Laut Horst Jäger, der zum Vorstand der Zukunftsgenossen gehört, beträgt der Mindestanteil für Noch-nicht-Genossen 500 Euro. ,,Allerdings können sich auch mehrere Personen zusammentun.“ Eine sinnvolle Anlage zur lokalen Energiewende, finden Jäger und Opel mit Blick darauf, dass durch den Eigenstromverbrauch die Netze nicht so stark belastet werden und die Allgemeinheit dafür nicht die Kosten trage.

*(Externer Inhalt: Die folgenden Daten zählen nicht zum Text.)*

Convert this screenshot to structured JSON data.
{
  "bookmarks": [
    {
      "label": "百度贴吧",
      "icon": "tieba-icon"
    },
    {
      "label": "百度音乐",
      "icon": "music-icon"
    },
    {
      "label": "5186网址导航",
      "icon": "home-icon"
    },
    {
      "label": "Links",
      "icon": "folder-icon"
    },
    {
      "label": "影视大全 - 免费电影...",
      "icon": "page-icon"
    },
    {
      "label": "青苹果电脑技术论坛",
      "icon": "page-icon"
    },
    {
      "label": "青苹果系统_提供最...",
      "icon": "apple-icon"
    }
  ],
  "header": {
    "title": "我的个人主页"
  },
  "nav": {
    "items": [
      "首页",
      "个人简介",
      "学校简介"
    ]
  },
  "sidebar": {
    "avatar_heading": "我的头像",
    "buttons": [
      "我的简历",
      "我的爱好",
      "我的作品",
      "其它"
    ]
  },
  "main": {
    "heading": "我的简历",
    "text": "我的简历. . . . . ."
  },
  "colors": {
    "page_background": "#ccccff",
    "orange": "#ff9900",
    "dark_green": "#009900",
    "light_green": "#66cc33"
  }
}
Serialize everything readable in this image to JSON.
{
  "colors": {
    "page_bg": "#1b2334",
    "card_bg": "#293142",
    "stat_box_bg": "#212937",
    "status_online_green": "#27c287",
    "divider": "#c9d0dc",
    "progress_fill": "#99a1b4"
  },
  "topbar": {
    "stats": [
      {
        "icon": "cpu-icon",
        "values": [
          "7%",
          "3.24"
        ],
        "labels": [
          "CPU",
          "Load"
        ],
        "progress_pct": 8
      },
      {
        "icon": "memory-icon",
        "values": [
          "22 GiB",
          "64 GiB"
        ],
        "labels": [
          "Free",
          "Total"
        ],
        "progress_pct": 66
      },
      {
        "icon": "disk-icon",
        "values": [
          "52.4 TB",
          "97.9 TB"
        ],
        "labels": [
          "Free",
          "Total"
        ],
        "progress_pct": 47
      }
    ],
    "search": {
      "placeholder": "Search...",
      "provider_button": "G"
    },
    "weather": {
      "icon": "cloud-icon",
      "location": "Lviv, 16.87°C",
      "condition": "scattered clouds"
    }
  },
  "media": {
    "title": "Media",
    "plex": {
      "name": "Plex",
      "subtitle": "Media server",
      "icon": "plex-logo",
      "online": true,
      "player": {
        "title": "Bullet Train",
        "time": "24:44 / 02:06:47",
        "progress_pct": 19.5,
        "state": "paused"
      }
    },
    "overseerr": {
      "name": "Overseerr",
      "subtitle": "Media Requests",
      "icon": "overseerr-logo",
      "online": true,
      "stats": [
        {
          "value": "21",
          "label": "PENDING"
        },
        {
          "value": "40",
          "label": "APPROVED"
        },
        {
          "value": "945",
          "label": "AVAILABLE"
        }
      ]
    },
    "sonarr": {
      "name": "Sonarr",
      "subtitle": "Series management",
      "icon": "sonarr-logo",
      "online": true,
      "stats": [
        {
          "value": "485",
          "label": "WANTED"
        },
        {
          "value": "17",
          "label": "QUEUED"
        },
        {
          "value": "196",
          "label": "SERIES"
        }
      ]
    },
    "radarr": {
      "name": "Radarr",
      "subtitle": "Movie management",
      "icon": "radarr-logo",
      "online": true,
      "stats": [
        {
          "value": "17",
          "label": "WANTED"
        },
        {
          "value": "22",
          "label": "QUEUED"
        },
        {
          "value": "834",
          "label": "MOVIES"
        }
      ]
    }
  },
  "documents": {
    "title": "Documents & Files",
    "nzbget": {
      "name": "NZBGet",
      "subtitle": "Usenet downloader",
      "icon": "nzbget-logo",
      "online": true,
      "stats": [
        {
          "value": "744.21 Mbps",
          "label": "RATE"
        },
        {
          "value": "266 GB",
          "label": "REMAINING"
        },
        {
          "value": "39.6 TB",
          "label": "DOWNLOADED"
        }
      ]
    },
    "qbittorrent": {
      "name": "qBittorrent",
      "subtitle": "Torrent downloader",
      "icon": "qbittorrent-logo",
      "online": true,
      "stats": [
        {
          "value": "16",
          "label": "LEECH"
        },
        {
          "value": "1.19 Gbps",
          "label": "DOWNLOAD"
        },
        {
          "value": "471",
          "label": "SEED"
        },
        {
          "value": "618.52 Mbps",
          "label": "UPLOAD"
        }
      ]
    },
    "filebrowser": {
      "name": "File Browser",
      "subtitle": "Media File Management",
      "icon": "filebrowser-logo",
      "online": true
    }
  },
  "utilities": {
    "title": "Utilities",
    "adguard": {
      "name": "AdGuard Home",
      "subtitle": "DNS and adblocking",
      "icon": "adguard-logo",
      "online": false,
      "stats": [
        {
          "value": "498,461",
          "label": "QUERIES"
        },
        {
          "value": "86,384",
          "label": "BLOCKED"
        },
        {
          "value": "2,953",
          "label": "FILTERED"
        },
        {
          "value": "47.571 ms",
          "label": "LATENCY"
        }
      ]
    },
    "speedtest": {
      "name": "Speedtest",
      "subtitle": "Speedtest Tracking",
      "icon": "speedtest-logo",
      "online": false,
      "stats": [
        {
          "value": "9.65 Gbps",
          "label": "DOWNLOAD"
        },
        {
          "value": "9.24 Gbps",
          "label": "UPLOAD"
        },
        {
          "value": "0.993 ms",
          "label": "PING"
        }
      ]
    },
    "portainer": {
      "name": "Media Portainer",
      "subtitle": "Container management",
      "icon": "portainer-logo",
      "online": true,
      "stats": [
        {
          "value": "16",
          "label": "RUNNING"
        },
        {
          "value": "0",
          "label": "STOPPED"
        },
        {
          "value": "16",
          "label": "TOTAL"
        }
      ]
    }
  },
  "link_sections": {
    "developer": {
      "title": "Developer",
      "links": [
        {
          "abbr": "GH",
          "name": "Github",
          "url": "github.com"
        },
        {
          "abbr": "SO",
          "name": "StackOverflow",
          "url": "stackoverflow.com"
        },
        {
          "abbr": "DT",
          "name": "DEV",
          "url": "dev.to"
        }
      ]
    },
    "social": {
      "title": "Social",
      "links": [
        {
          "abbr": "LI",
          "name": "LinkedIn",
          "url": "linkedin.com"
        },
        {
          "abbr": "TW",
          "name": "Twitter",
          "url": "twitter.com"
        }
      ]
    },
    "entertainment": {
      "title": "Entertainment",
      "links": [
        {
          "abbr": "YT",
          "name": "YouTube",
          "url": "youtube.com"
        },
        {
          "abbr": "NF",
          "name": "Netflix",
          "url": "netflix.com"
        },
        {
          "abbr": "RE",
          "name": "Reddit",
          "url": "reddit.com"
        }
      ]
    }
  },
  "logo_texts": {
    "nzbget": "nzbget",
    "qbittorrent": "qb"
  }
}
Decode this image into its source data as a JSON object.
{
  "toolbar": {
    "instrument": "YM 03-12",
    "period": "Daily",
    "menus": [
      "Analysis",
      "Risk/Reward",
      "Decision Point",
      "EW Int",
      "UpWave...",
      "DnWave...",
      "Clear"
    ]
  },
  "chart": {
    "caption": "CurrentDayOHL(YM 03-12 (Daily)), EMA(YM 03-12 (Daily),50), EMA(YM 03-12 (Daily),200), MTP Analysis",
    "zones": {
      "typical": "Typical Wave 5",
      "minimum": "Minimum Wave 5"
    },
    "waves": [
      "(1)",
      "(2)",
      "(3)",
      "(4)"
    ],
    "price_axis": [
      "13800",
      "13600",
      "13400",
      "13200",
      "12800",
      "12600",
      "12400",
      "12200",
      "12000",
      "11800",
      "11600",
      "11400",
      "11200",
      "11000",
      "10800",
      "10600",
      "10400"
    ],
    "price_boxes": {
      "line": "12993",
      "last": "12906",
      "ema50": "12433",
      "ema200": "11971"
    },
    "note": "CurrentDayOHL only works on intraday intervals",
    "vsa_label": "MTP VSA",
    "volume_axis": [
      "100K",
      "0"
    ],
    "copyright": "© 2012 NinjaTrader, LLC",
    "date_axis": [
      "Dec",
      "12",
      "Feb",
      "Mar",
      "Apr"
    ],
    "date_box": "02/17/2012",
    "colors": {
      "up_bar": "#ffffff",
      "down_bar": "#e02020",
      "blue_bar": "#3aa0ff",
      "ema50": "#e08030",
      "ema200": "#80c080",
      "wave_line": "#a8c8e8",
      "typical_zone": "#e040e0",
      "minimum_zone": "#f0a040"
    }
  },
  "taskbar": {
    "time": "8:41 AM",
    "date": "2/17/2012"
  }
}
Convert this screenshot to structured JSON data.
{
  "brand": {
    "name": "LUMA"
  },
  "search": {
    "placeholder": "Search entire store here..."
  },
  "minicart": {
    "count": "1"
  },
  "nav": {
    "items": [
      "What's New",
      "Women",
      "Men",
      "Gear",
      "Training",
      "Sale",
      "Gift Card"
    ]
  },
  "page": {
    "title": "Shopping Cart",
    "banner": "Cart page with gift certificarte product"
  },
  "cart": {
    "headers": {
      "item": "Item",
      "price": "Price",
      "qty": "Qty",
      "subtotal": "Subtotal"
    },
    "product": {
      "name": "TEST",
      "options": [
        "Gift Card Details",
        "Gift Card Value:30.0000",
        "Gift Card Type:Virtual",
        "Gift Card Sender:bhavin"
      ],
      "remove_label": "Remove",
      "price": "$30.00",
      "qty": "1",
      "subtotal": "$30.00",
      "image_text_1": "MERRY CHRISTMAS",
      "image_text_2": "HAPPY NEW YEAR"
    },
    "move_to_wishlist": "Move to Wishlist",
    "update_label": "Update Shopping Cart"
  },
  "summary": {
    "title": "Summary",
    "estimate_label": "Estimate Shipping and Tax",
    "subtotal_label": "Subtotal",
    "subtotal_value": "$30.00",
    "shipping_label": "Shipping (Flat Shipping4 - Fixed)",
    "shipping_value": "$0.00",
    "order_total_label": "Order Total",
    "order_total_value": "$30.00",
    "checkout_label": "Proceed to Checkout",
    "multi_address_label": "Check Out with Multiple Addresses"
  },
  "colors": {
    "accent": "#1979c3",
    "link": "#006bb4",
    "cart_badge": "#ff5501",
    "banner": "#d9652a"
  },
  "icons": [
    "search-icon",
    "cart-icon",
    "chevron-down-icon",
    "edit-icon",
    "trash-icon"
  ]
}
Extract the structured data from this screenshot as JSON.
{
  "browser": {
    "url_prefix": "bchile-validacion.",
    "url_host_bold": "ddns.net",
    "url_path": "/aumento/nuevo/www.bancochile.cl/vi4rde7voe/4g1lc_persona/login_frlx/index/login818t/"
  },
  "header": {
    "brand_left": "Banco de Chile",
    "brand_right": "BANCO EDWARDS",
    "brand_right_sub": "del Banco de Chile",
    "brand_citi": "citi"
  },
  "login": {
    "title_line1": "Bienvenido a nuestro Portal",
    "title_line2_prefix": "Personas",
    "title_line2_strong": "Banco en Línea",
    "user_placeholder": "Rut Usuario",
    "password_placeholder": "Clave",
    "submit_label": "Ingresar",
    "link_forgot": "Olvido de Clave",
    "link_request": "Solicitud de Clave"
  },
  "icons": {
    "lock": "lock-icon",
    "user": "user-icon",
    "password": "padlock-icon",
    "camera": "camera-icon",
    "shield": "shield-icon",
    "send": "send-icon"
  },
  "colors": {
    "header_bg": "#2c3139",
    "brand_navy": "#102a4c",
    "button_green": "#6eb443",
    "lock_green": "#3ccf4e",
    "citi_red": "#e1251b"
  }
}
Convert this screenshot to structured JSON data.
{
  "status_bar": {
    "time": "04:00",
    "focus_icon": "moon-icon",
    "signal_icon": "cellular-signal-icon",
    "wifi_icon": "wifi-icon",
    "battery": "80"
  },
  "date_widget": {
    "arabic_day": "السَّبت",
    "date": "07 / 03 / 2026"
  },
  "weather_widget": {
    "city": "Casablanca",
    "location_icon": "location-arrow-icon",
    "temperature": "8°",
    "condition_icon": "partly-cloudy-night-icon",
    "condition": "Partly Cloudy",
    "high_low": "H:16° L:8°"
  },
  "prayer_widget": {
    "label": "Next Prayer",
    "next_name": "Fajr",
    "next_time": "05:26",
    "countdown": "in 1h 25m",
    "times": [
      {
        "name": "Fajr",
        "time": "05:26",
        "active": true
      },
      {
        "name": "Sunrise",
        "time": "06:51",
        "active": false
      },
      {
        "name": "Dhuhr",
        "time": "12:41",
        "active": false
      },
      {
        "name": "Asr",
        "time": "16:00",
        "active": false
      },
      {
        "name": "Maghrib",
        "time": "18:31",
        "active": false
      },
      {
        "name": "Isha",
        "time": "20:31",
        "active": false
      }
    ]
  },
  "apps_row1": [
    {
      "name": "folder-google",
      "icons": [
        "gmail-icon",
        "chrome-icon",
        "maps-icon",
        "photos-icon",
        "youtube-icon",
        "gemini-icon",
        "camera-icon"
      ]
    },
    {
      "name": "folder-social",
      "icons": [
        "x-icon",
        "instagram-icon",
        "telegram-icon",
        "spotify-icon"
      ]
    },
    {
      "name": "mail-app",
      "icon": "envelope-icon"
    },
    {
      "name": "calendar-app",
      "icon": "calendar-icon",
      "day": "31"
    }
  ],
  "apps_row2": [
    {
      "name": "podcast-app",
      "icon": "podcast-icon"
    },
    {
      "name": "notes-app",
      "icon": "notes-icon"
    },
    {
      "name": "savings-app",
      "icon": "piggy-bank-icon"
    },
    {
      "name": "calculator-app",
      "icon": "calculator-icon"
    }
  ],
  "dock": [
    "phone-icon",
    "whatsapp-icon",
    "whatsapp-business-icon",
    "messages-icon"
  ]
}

Die Zukunftsgenossen haben knapp 80 Mitglieder, bei der letzten Versammlung im Mai standen auch Vorstandswahlen auf dem Programm. Für Anikó Hauch, die auf eigenen Wunsch aus dem Vorstand ausgeschieden war, rückte Hans-Heinrich Praast nach. Er übernimmt den Finanzbereich. Patrick Köhler ist weiter zuständig für den Bereich Technik, Horst Jäger für Öffentlichkeitsarbeit. Jäger weist daraufhin, dass nach der Sommerpause wieder die Zukunftswerkstatt stattfinden wird. Bei der monatlichen Runde geht es um Möglichkeiten der Energiewende auf lokaler Basis und welchen Anteil die Zukunftsgenossen daran haben können.

One comment

  1. Der Rest wird ins öffentliche Netz eingespeist und per Erneuerbarem Energien Gesetz vergütet.” Der Vorteil für die Stadt, die Hauptbetreiber ist, sei, ,,dass sie Strom zum Festpreis für die kommenden 20 Jahre produziert”. Man hätte vielleicht noch erwähnen sollen, dass dieser Festpreis durch die von den Bürgern zu zahlende EEG-Abgabe finanziert wird. Ist doch auch ganz lustig. Bürger bezahlen der Stadt die Stromproduktion.

    Die Festpreisvergütung über 20 Jahre ist ein absoluter Irrsinn, weil die Festpreisvergütung deutlich über dem allgemeinem Marktpreis liegt. Zu bedanken haben wir uns für diese absolute Fehlentscheidung (wenn ich mich richtig erinnere) bei der rot/grünen Koalition unter Gerhard Schröder. So treibt der Staat die Lebenshaltungskosten in die Höhe. Wie in vielen Bereichen.